Error Code Description

Error Code	Description
1001	The configured Json Schema is not in a valid Json format
1002	The configured Json Schema compilation failed; it is not a valid Json Schema format or depth exceeds jsonSchemaMaxDepth while rejectOnDepthExceeded is true
1003	Unable to extract valid Json from the response
1004	Response is an empty string
1005	Response does not conform to the Json Schema definition
1006	Retry count exceeds the maximum limit
1007	Unable to retrieve the response content; may be due to upstream service configuration errors or incorrect ContentPath path to get the content
1008	serviceDomain is empty; please note that either serviceDomain or serviceUrl cannot be empty at the same time

Service Configuration Description

This plugin requires configuration of upstream services to support automatic retry mechanisms in case of exceptions. Supported configurations mainly include AI services supporting OpenAI interfaces or local gateway services.

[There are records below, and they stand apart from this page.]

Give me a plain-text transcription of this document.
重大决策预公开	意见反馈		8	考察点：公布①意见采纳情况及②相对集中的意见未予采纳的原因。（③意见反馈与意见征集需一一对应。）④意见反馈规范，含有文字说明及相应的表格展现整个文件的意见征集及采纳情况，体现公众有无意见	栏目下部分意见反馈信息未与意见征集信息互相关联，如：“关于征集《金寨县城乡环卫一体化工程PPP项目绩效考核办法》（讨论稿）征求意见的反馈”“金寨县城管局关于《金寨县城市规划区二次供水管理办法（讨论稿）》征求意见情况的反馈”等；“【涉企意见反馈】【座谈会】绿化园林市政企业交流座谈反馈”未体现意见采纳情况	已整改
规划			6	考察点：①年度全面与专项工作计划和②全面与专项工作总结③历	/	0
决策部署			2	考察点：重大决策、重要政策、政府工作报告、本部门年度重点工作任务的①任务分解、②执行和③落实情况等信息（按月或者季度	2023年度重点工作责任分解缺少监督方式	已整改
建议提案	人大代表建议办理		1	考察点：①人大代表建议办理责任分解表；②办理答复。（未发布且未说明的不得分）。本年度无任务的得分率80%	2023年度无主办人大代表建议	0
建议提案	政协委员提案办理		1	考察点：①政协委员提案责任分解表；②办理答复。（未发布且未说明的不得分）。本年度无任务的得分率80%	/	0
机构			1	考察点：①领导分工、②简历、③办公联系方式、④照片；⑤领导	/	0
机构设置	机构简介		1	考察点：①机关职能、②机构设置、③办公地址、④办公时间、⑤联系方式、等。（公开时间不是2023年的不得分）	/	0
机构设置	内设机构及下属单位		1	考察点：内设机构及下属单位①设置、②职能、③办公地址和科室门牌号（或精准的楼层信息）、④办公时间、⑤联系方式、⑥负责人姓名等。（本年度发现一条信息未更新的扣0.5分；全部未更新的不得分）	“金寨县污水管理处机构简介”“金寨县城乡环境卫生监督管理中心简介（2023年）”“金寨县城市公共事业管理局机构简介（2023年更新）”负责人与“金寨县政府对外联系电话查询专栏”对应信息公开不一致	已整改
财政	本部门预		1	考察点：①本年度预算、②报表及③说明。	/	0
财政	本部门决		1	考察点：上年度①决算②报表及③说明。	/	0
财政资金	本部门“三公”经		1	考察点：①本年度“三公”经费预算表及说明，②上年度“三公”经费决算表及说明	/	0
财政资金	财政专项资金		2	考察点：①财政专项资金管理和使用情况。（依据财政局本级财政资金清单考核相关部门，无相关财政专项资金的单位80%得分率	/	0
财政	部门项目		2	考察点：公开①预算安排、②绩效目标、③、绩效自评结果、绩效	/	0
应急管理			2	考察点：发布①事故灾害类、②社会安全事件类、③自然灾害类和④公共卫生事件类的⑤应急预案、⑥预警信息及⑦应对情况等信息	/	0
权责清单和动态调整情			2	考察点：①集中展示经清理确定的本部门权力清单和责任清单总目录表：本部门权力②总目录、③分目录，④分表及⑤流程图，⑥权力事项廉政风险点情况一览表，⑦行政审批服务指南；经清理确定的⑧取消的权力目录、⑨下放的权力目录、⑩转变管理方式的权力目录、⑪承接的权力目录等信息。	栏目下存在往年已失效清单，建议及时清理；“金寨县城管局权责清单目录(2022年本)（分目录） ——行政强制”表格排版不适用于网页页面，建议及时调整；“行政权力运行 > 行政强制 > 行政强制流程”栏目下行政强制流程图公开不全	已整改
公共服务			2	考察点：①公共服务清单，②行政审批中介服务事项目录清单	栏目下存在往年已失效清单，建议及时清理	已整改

AI Services Supporting OpenAI Interfaces

Taking Qwen as an example, the basic configuration is as follows:

serviceName: qwen
serviceDomain: dashscope.aliyuncs.com
apiKey: [Your API Key]
servicePath: /compatible-mode/v1/chat/completions
jsonSchema:
  title: ReasoningSchema
  type: object
  properties:
    reasoning_steps:
      type: array
      items:
        type: string
      description: The reasoning steps leading to the final conclusion.
    answer:
      type: string
      description: The final answer, taking into account the reasoning steps.
  required:
    - reasoning_steps
    - answer
  additionalProperties: false

Local Gateway Services

To reuse already configured services, this plugin also supports configuring local gateway services. For example, if the gateway has already configured the AI-proxy service, it can be directly configured as follows:

Create a service with a fixed IP address of 127.0.0.1:80, for example, localservice.static.
Add the service configuration for localservice.static in the configuration file.

serviceName: localservice
serviceDomain: 127.0.0.1
servicePort: 80

Automatically extract request Path, Header, and other information. The plugin will automatically extract request Path, Header, and other information to avoid repetitive configuration for the AI service.